J’ai failli te manquer, Lorraine Fouchet





Quatrième de couverture:

Lise et Cerise n’ont en commun que la rime. Tout oppose la mère et la fille. D’ailleurs c’est simple, Lise voulait un garçon. À la mort d’Axel, mari et père adoré, les deux femmes se retrouvent en tête à tête, et se repoussent comme des aimants réfractaires. Mais une inconnue s’invite dans l’équation. Elle efface tout, même les ressentiments, et apporte d’inespérées retrouvailles. Car il n’est jamais trop tard pour s’aimer… Dans la famille Venoge, on se déchire avec panache. Pourtant, la tendresse est bien là, en embuscade, et lorsqu’elle s’engouffre enfin dans la brèche, elle transforme les années perdues en heures gagnées. Lorraine Fouchet nous l’affirme,
le bonheur est réservé à tout le monde

L’avis d’Audrey :

Axel et Lise se rencontrent après la seconde guerre mondiale. Même si leur histoire ne semble pas être une évidence, ils se marient. Axel rêve d’une grande famille quand Lise rêve juste d’avoir un fils. C’est à une fille qu’elle donnera naissance : Cerise, avec qui elle aura bien du mal à créer un véritable lien d’amour maternel. Puis comment rivaliser face à ce qui lie Cerise à son père ?

A quelques mois des 18 ans de Cerise, Axel est terrassé par un infarctus. Ne reste alors que le souvenir d’un père doux et aimant et l’œuvre littéraire qu’il laisse derrière lui mais aussi quelques interrogations. Lors d’un voyage en train le jour même du décès, une discussion avec des amis de la famille lui dévoile qu’elle aurait été adoptée.

Les deux femmes vont devoir apprendre à vivre sans ce pilier. Mais pour autant les liens restent tendus: « – J’aurais préféré que tu meures, toi, plutôt qu’Axel. » formule Lise. Et si derrière ces distances, ces manques se cachaient finalement des forces et des attentions particulières ?
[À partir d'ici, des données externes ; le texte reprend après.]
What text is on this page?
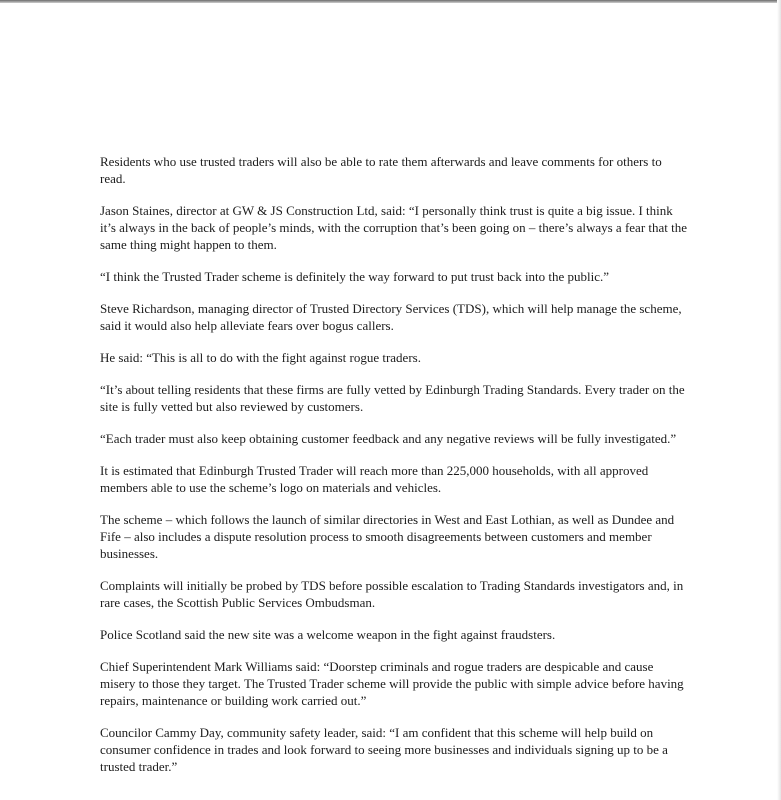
Residents who use trusted traders will also be able to rate them afterwards and leave comments for others to read.

Jason Staines, director at GW & JS Construction Ltd, said: “I personally think trust is quite a big issue. I think it’s always in the back of people’s minds, with the corruption that’s been going on – there’s always a fear that the same thing might happen to them.

“I think the Trusted Trader scheme is definitely the way forward to put trust back into the public.”

Steve Richardson, managing director of Trusted Directory Services (TDS), which will help manage the scheme, said it would also help alleviate fears over bogus callers.

He said: “This is all to do with the fight against rogue traders.

“It’s about telling residents that these firms are fully vetted by Edinburgh Trading Standards. Every trader on the site is fully vetted but also reviewed by customers.

“Each trader must also keep obtaining customer feedback and any negative reviews will be fully investigated.”

It is estimated that Edinburgh Trusted Trader will reach more than 225,000 households, with all approved members able to use the scheme’s logo on materials and vehicles.

The scheme – which follows the launch of similar directories in West and East Lothian, as well as Dundee and Fife – also includes a dispute resolution process to smooth disagreements between customers and member businesses.

Complaints will initially be probed by TDS before possible escalation to Trading Standards investigators and, in rare cases, the Scottish Public Services Ombudsman.

Police Scotland said the new site was a welcome weapon in the fight against fraudsters.

Chief Superintendent Mark Williams said: “Doorstep criminals and rogue traders are despicable and cause misery to those they target. The Trusted Trader scheme will provide the public with simple advice before having repairs, maintenance or building work carried out.”

Councilor Cammy Day, community safety leader, said: “I am confident that this scheme will help build on consumer confidence in trades and look forward to seeing more businesses and individuals signing up to be a trusted trader.”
Les mois et les années passent. Cerise aurait pu simplement s’éloigner de Lise, mais malgré les reproches et les incompréhensions, elles sont présentes l’une pour l’autre. Alors que Lise se complaît dans son rôle de veuve, Cerise devient écrivain à son tour, voyage et rencontre un homme. Un homme qui bien évidement ne plaira pas à Lise. Puis sournoisement, la maladie prend place. Les souvenirs et la mémoire de Lise lui font défaut. Cerise sera toujours là, malgré tout…
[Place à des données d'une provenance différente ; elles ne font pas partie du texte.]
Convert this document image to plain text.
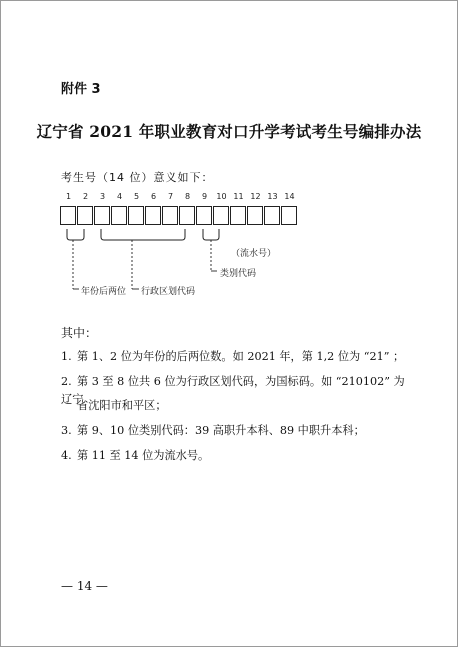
附件 3
辽宁省 2021 年职业教育对口升学考试考生号编排办法
考生号（14 位）意义如下：
1	2	3	4	5	6	7	8	9	10 11 12 13 14
（流水号）
类别代码
行政区划代码
年份后两位
其中：
1. 第 1、2 位为年份的后两位数。如 2021 年，第 1,2 位为 “21” ；
2. 第 3 至 8 位共 6 位为行政区划代码，为国标码。如 “210102” 为辽宁
省沈阳市和平区；
3. 第 9、10 位类别代码：39 高职升本科、89 中职升本科；
4. 第 11 至 14 位为流水号。
— 14 —
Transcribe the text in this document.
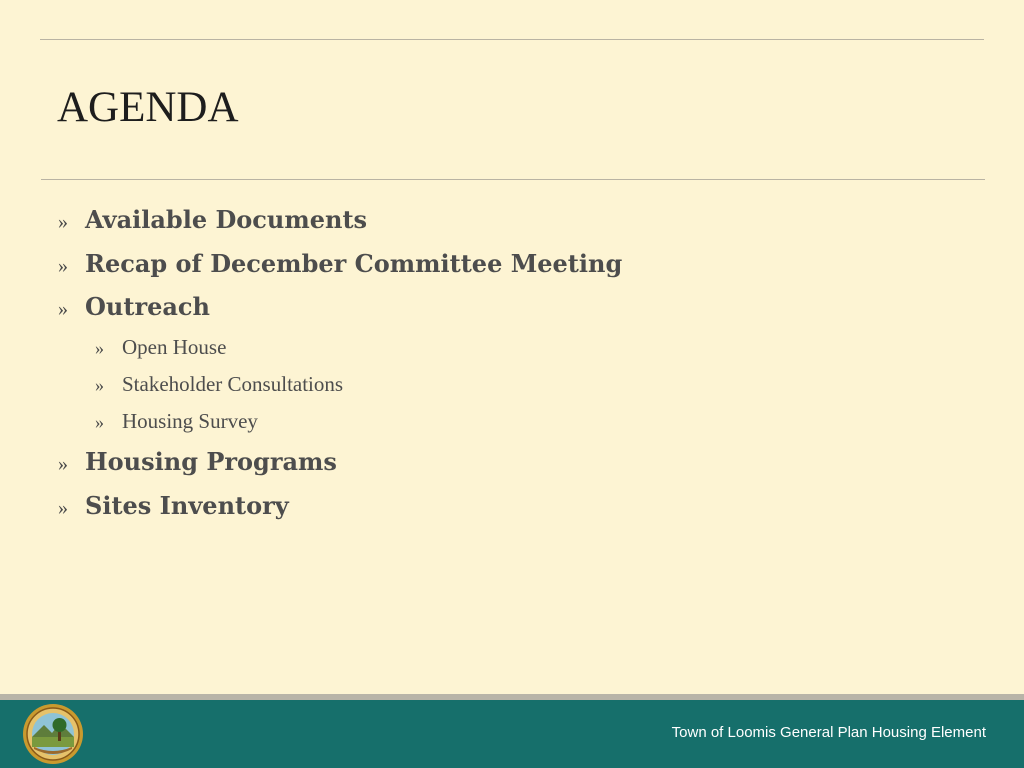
AGENDA
» Available Documents
» Recap of December Committee Meeting
» Outreach
» Open House
» Stakeholder Consultations
» Housing Survey
» Housing Programs
» Sites Inventory
Town of Loomis General Plan Housing Element
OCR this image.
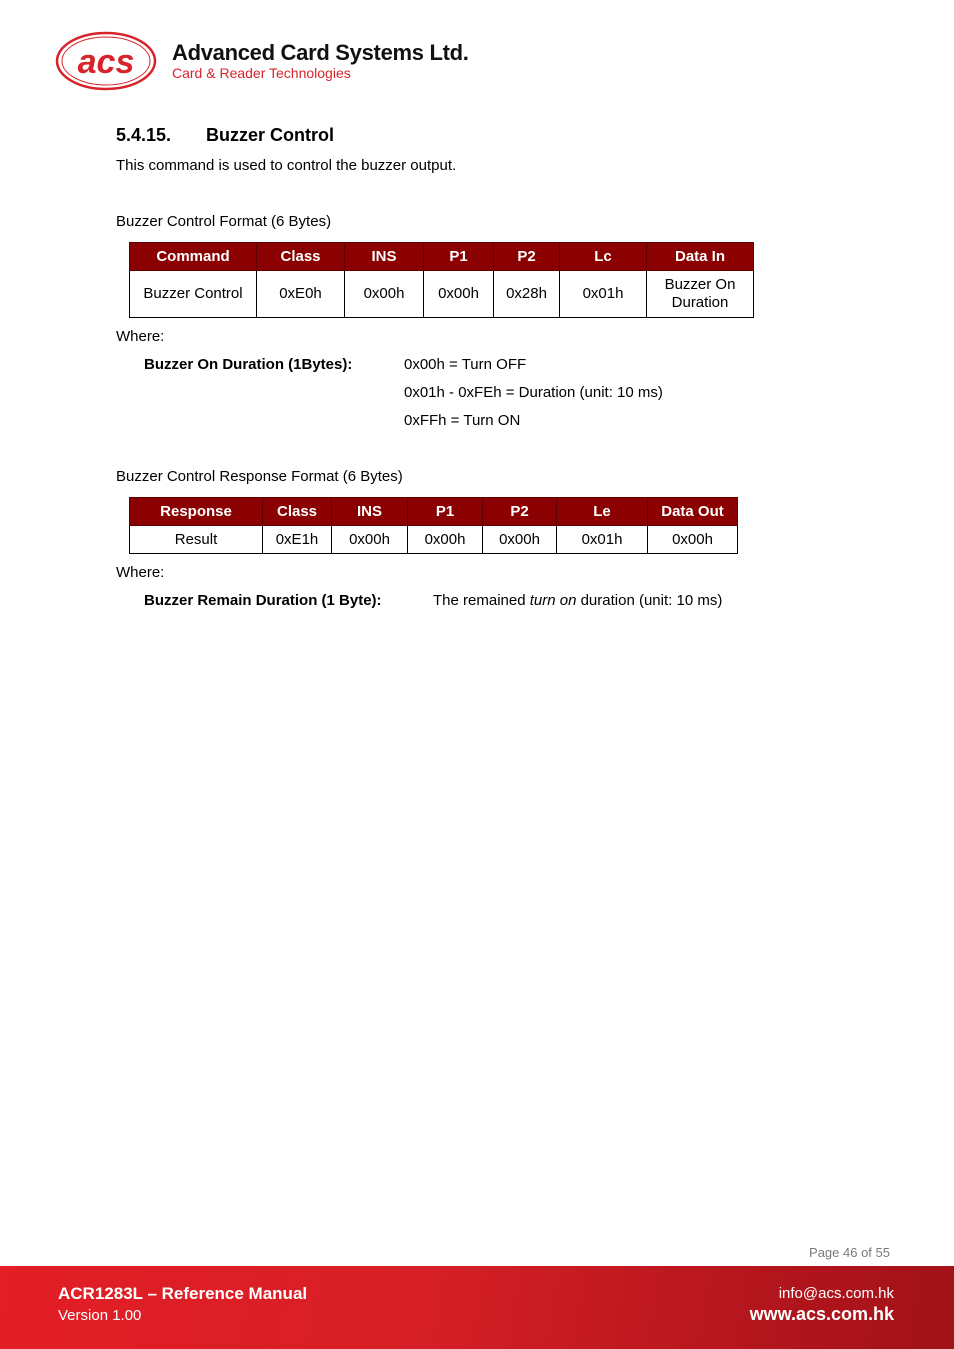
acs Advanced Card Systems Ltd.
Card & Reader Technologies
5.4.15. Buzzer Control
This command is used to control the buzzer output.
Buzzer Control Format (6 Bytes)
Command	Class	INS	P1	P2	Lc	Data In
Buzzer Control	0xE0h	0x00h	0x00h	0x28h	0x01h	Buzzer On
Duration
Where:
Buzzer On Duration (1Bytes):	0x00h = Turn OFF
0x01h - 0xFEh = Duration (unit: 10 ms)
0xFFh = Turn ON
Buzzer Control Response Format (6 Bytes)
Response	Class	INS	P1	P2	Le	Data Out
Result	0xE1h	0x00h	0x00h	0x00h	0x01h	0x00h
Where:
Buzzer Remain Duration (1 Byte):	The remained turn on duration (unit: 10 ms)
Page 46 of 55
ACR1283L – Reference Manual
Version 1.00
info@acs.com.hk
www.acs.com.hk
Ce roman m’a laissé une sensation étrange après ma lecture. J’y ai retrouvé la force des personnages que j’aime tant retrouver dans les romans de Lorraine Fouchet. Des personnages justes, avec leurs défauts, leurs faiblesses. Des liens, des rencontres et des échanges forts. Mais j’ai aussi trouvé que ce texte était moins joyeux que d’ordinaire. Plus mélancolique, moins lumineux peut-être, presque tragique finalement. J’ai aimé voyager avec les personnages du roman. Entre Paris et la Namibie, et j’ai toujours hâte de retourner sur l’île de Groix avec Lorraine Fouchet.
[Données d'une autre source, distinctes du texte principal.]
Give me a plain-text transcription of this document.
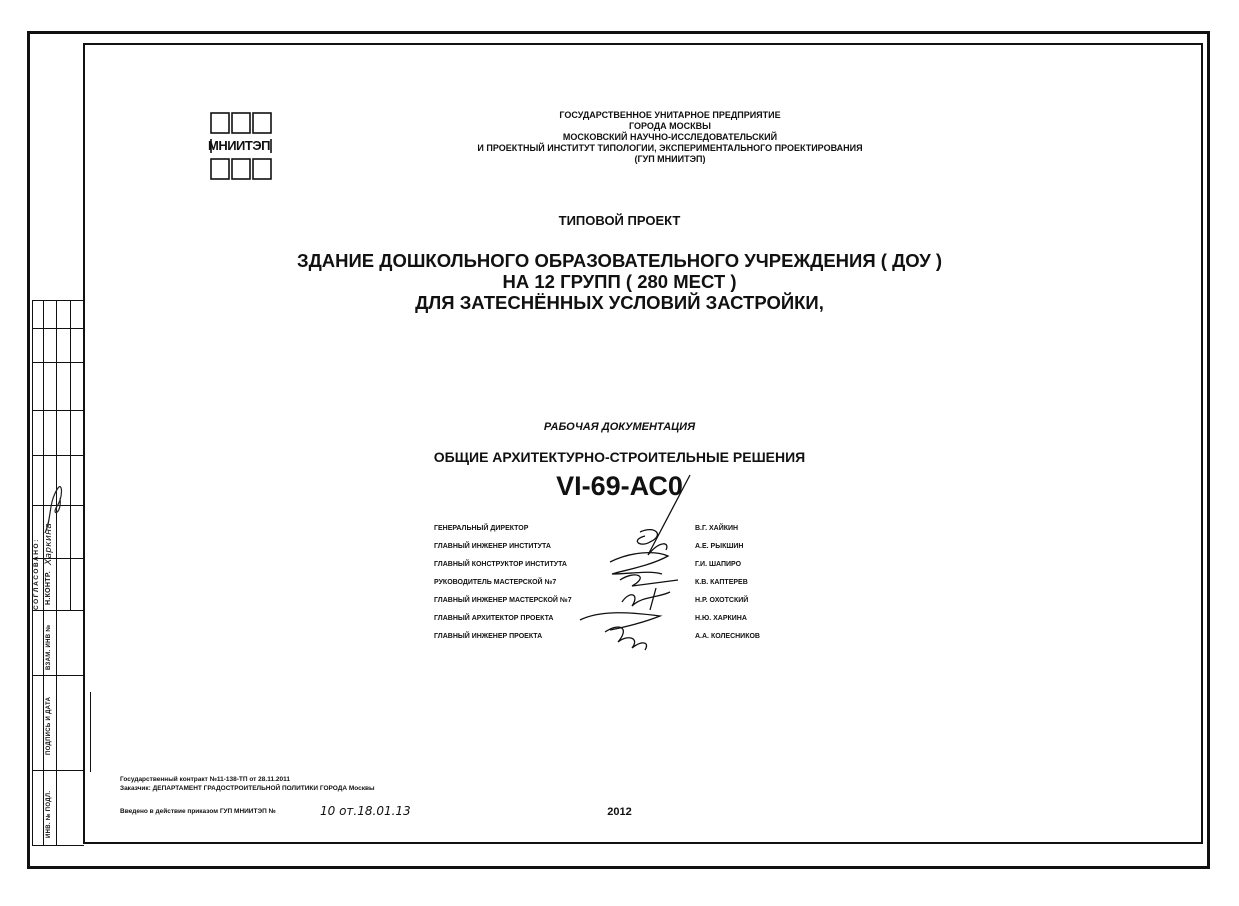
СОГЛАСОВАНО: Н.КОНТР.
Харкина
ВЗАМ. ИНВ №
ПОДПИСЬ И ДАТА
ИНВ. № ПОДЛ.
МНИИТЭП
ГОСУДАРСТВЕННОЕ УНИТАРНОЕ ПРЕДПРИЯТИЕ
ГОРОДА МОСКВЫ
МОСКОВСКИЙ НАУЧНО-ИССЛЕДОВАТЕЛЬСКИЙ
И ПРОЕКТНЫЙ ИНСТИТУТ ТИПОЛОГИИ, ЭКСПЕРИМЕНТАЛЬНОГО ПРОЕКТИРОВАНИЯ
(ГУП МНИИТЭП)
ТИПОВОЙ ПРОЕКТ
ЗДАНИЕ ДОШКОЛЬНОГО ОБРАЗОВАТЕЛЬНОГО УЧРЕЖДЕНИЯ ( ДОУ )
НА 12 ГРУПП ( 280 МЕСТ )
ДЛЯ ЗАТЕСНЁННЫХ УСЛОВИЙ ЗАСТРОЙКИ,
РАБОЧАЯ ДОКУМЕНТАЦИЯ
ОБЩИЕ АРХИТЕКТУРНО-СТРОИТЕЛЬНЫЕ РЕШЕНИЯ
VI-69-АС0
ГЕНЕРАЛЬНЫЙ ДИРЕКТОР	В.Г. ХАЙКИН
ГЛАВНЫЙ ИНЖЕНЕР ИНСТИТУТА	А.Е. РЫКШИН
ГЛАВНЫЙ КОНСТРУКТОР ИНСТИТУТА	Г.И. ШАПИРО
РУКОВОДИТЕЛЬ МАСТЕРСКОЙ №7	К.В. КАПТЕРЕВ
ГЛАВНЫЙ ИНЖЕНЕР МАСТЕРСКОЙ №7	Н.Р. ОХОТСКИЙ
ГЛАВНЫЙ АРХИТЕКТОР ПРОЕКТА	Н.Ю. ХАРКИНА
ГЛАВНЫЙ ИНЖЕНЕР ПРОЕКТА	А.А. КОЛЕСНИКОВ
Государственный контракт №11-138-ТП от 28.11.2011
Заказчик: ДЕПАРТАМЕНТ ГРАДОСТРОИТЕЛЬНОЙ ПОЛИТИКИ ГОРОДА Москвы
Введено в действие приказом ГУП МНИИТЭП №	10 от.18.01.13	2012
Empreint de thèmes forts et complexes, ce roman reste très positif, porté par la douce écriture de l’auteure. L’histoire de ces deux femmes est totalement bouleversante. On assiste avec émotion à cette vie aux sentiments chaotiques que l’auteure nous conte. On s’attache à chaque personnage et on ne peut qu’espérer qu’enfin tout aille mieux pour eux.

Ma notation :

Encore une fois, un superbe moment de lecture. Lire un roman de Lorraine Fouchet est toujours un réel bonheur pour mon cœur de lectrice. Merci.